The article also points out that Pianka is "not without abundant advocates." However, there are some dissenters. Dr. James Pitts, who graduated from UT-Austin and recently filed a complaint with the UT board of regents, contends there is no place for Pianka's views at a state university.

"Pianka's message does not fall within the realm of his professional competence as a biologist, because it is a normative claim, not a descriptive one. Pianka is encouraged to use his ecological expertise to predict the likely consequences of certain technological and reproductive strategies, but to evaluate some as good, bad, or worthy of prevention by genocide is the realm of philosophy or political science, not science. His message falls no more within his professional competence than it would for a physicist to teach religion in class or a musician to encourage racism."

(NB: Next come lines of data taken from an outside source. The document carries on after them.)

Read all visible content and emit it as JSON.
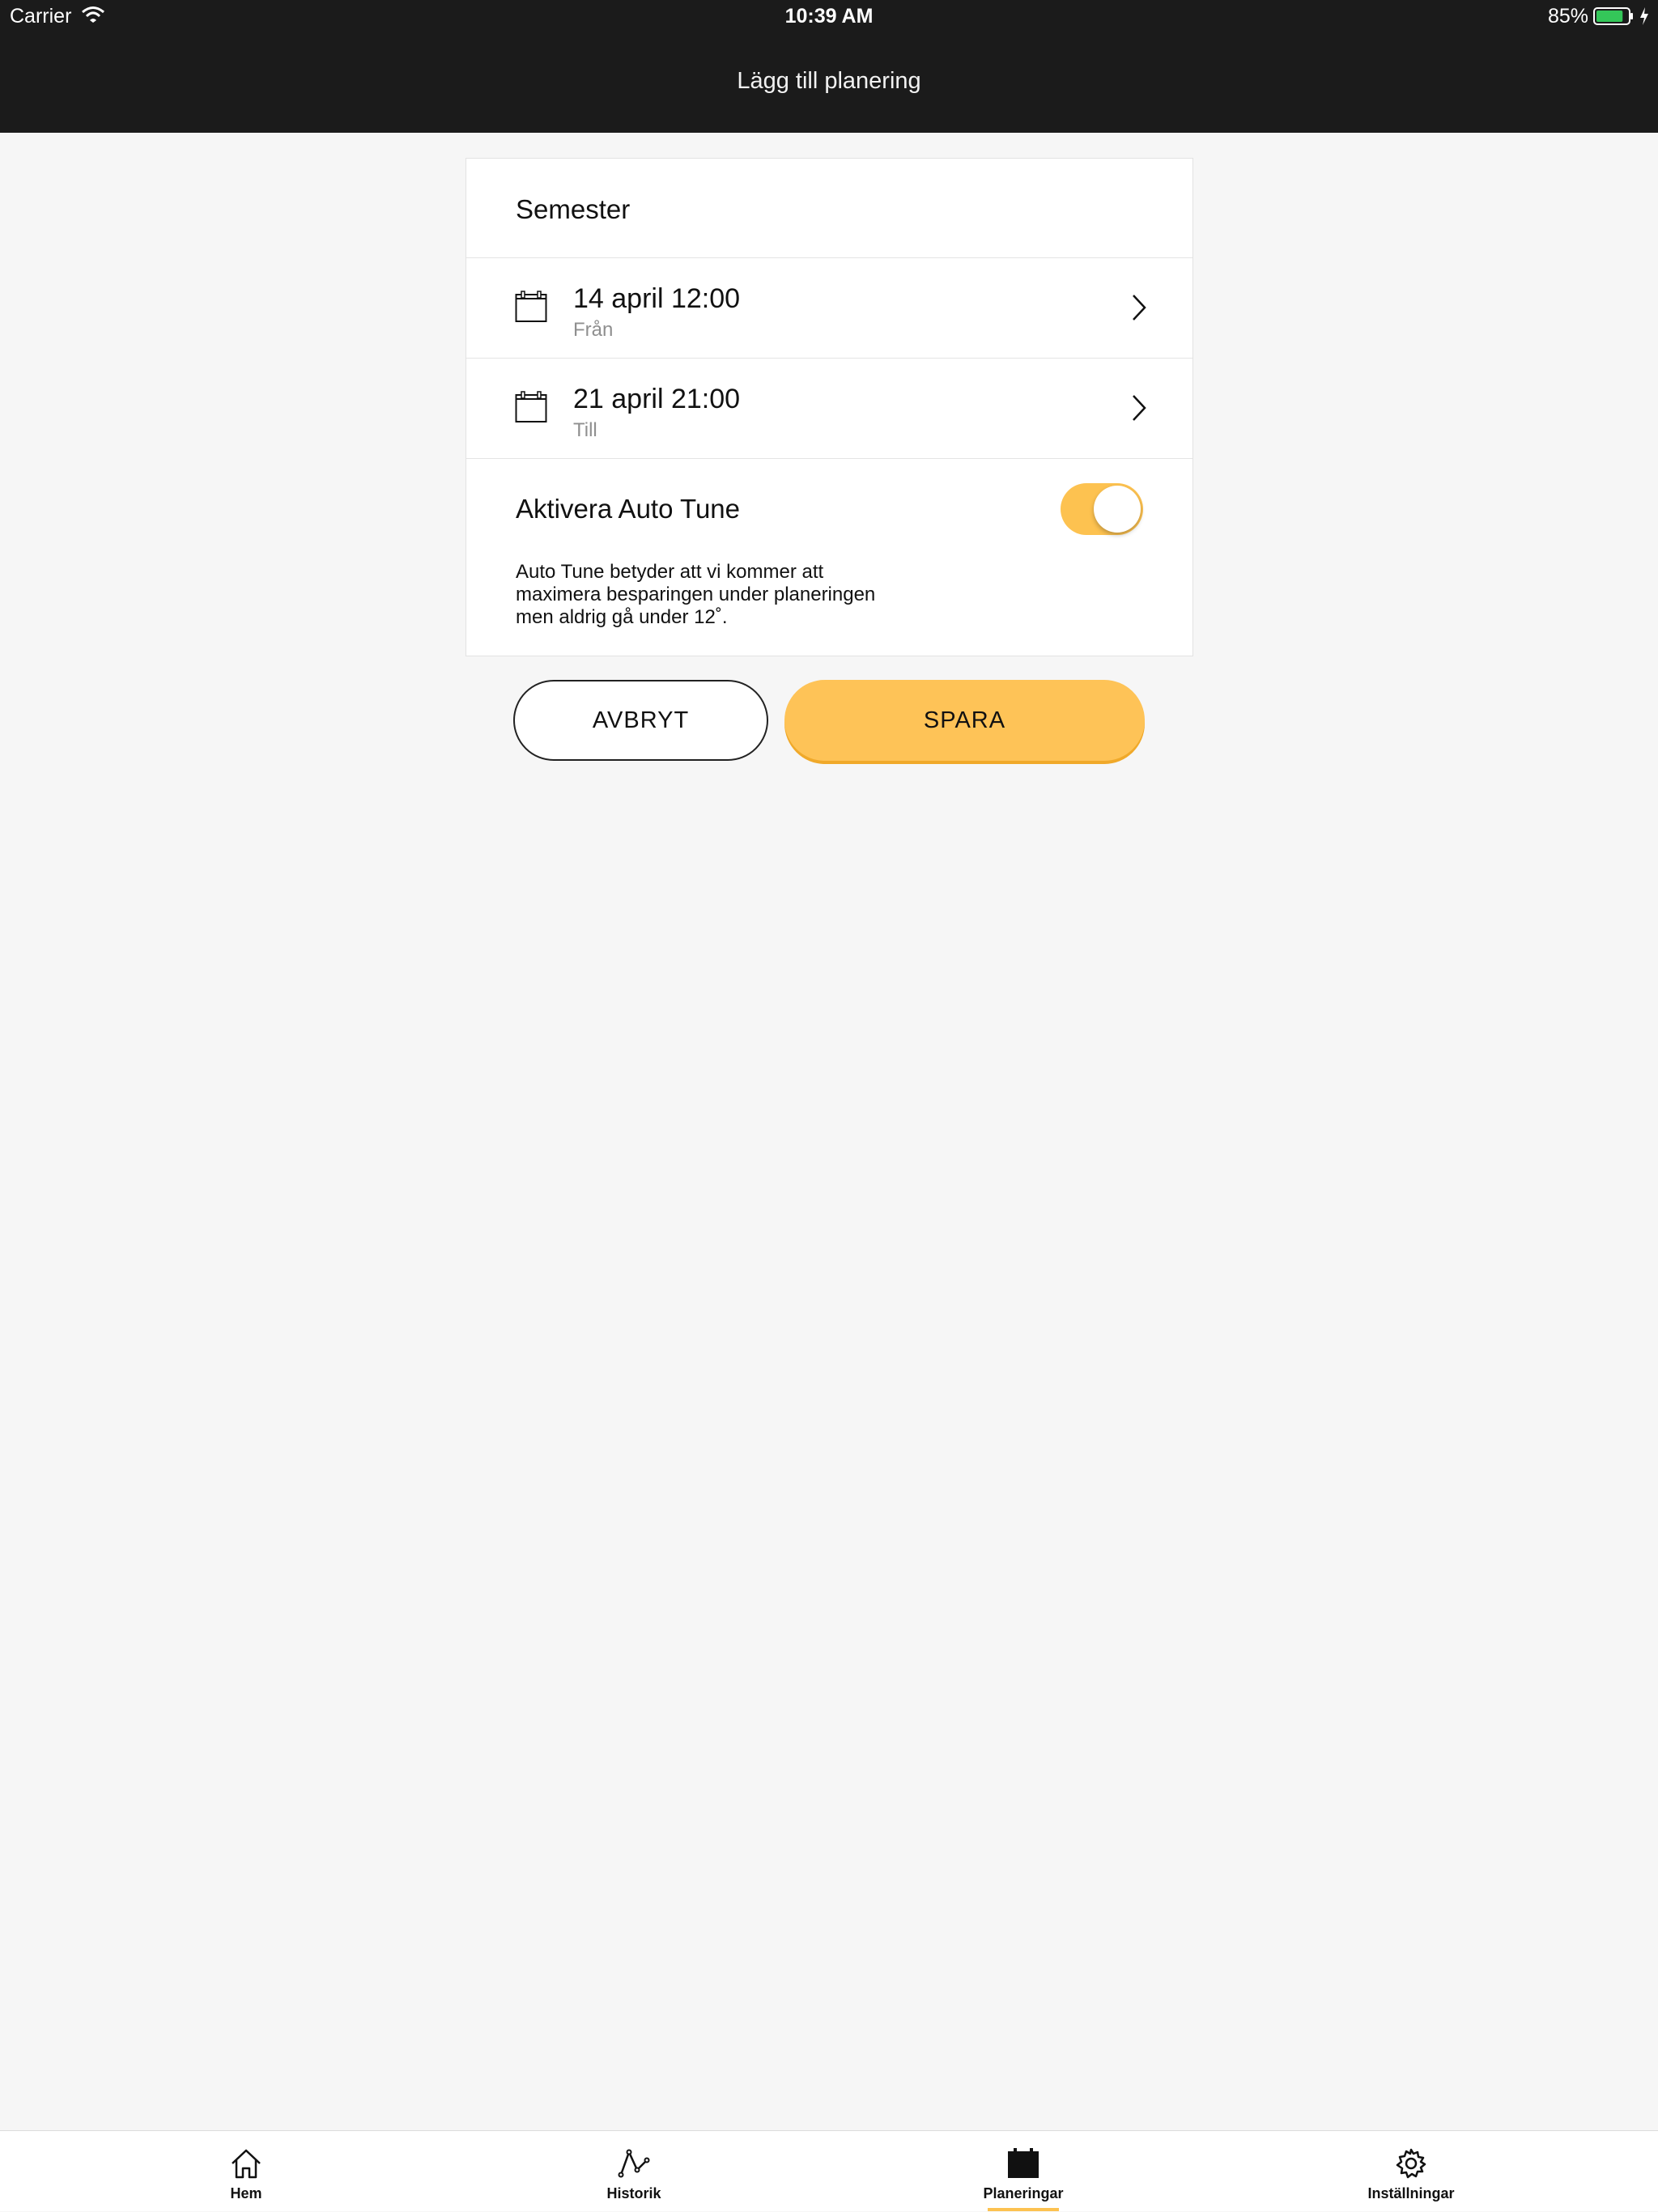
{
  "status_bar": {
    "carrier": "Carrier",
    "time": "10:39 AM",
    "battery": "85%",
    "battery_level": 0.85
  },
  "nav": {
    "title": "Lägg till planering"
  },
  "form": {
    "name": "Semester",
    "from": {
      "date": "14 april 12:00",
      "label": "Från"
    },
    "to": {
      "date": "21 april 21:00",
      "label": "Till"
    },
    "auto_tune": {
      "title": "Aktivera Auto Tune",
      "enabled": true,
      "description_lines": [
        "Auto Tune betyder att vi kommer att",
        "maximera besparingen under planeringen",
        "men aldrig gå under 12˚."
      ]
    }
  },
  "buttons": {
    "cancel": "AVBRYT",
    "save": "SPARA"
  },
  "colors": {
    "accent": "#fdc250",
    "header": "#1b1b1b",
    "background": "#f6f6f6"
  },
  "tabs": [
    {
      "label": "Hem",
      "icon": "home-icon",
      "active": false
    },
    {
      "label": "Historik",
      "icon": "history-icon",
      "active": false
    },
    {
      "label": "Planeringar",
      "icon": "calendar-icon",
      "active": true
    },
    {
      "label": "Inställningar",
      "icon": "gear-icon",
      "active": false
    }
  ]
}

But, consider Professor Pianka's student evaluations as described by the Gazette: "the most incredible class I ever had" and "Pianka is a GOD!"

That last one is rather interesting given that Pianka's views of humanity are in direct contrast to God's.

And so, I leave the good professor with some advice: consider taking shelter during the next electrical storm as God might agree with you and decide to eliminate a few problems plaguing this world.